As the South American giants face off, economists test a theory about the timing of effort exertion in a finite-length bilateral industry contest. In other words, is it risky to anger Brazilian players with early goals?

Ricardo Mazalan / AP / File
Argentina's Sergio Aguero (16) scored his first goal as Brazil's Renan, left, and Marcelo defend during a men's soccer semifinal game at the Beijing 2008 Olympics. Of the 90 matchups between the two titans, each country has 23 wins, 23 losses, and 33 ties. Both teams will be looking to end the tie when they face off in Qatar on Nov. 17.

Bitter football enemies Argentina and Brazil (combined 7-time World Champions) square-off yet again in a friendly next Wednesday. The match is in (of all places) Doha – since the match coincides with the final evaluation of Qatar’s ‘no expense spared’ 2022 FIFA World Cup bid, it is hard to imagine the reasons for the choice of location are anything other than economic! It will be the 90th all-time meeting between the two giants of South America, with the previous 89 failing to separate them, at 33 wins apiece and 23 draws (Argentina are ahead slightly on goals scored, 143-137), though Brazil have had the better of the results in recent times. The game will also be a useful tune-up for both sides ahead of next year’s Copa América, hosted on this occasion by the Argentines.

Owing to my girlfriend being from Buenos Aires, one’s loyalties in this game are cast clearly in favor of La Albiceleste. However, I have recently been working on testing an old myth that it is unwise tactically to score too early in the game when playing against Brazil. The underlying intuition here is that doing so merely makes the Brazilian players angry (waking the sleeping giant), giving them extra incentive to attack and score freely thereafter as a ‘lesson’ to the opposition. This is not a frivolous applied microeconomic exercise, as it provides further evidence about the choice of timing of effort exertion by an underdog in a finite-length bilateral (but asymmetric) industry contest against a more favoured opponent, drawing upon inspiration from Avinash Dixit’s seminal 1987 piece in American Economic Review.

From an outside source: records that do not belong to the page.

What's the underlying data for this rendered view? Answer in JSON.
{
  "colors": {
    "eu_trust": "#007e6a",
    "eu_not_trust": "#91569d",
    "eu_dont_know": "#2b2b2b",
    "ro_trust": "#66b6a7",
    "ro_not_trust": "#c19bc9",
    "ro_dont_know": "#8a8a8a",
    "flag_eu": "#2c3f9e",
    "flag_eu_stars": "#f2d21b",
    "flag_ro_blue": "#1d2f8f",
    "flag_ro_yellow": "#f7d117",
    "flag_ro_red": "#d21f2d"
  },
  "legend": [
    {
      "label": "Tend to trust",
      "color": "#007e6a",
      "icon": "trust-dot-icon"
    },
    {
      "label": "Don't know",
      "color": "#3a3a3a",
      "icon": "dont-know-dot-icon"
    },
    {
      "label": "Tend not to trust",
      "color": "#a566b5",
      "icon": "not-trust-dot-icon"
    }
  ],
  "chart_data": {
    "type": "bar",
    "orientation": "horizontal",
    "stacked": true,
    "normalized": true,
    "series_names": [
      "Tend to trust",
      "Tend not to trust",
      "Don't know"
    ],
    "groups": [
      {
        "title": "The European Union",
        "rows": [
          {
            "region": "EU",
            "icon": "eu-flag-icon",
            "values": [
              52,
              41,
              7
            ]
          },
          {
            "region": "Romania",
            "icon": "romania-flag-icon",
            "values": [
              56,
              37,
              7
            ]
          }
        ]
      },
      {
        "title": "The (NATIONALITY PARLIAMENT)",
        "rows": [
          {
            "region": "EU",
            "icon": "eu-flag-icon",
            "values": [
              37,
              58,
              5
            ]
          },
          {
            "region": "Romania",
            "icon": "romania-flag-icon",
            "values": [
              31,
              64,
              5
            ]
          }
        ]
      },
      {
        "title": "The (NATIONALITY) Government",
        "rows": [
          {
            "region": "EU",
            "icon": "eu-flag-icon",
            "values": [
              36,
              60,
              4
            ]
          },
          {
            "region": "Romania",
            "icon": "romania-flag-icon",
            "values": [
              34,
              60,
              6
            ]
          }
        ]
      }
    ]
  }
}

Despite an ardent belief that this myth is well-known to many fans of the game (at least in the Anglo-sphere), finding hard-source material validating it is proving more difficult than imagined. The only successes thus far are a quote in the 2000 autobiography by former Liverpool and Scotland centre-back Alan Hansen, as well as an old video of an SBS1 TV (Australia) telecast of a 1997 Confederations Cup group-stage match, where the English commentator states it explicitly.

If anyone knows off-hand of any citeable source on this one, please share with TSE readers via the comment section above. For the record, using data from 267 full ‘A’ internationals involving the Seleção between 1993 and 2010, the myth is found to be, in the words of Adam Savage and Jamie Hyneman: ‘totally busted’!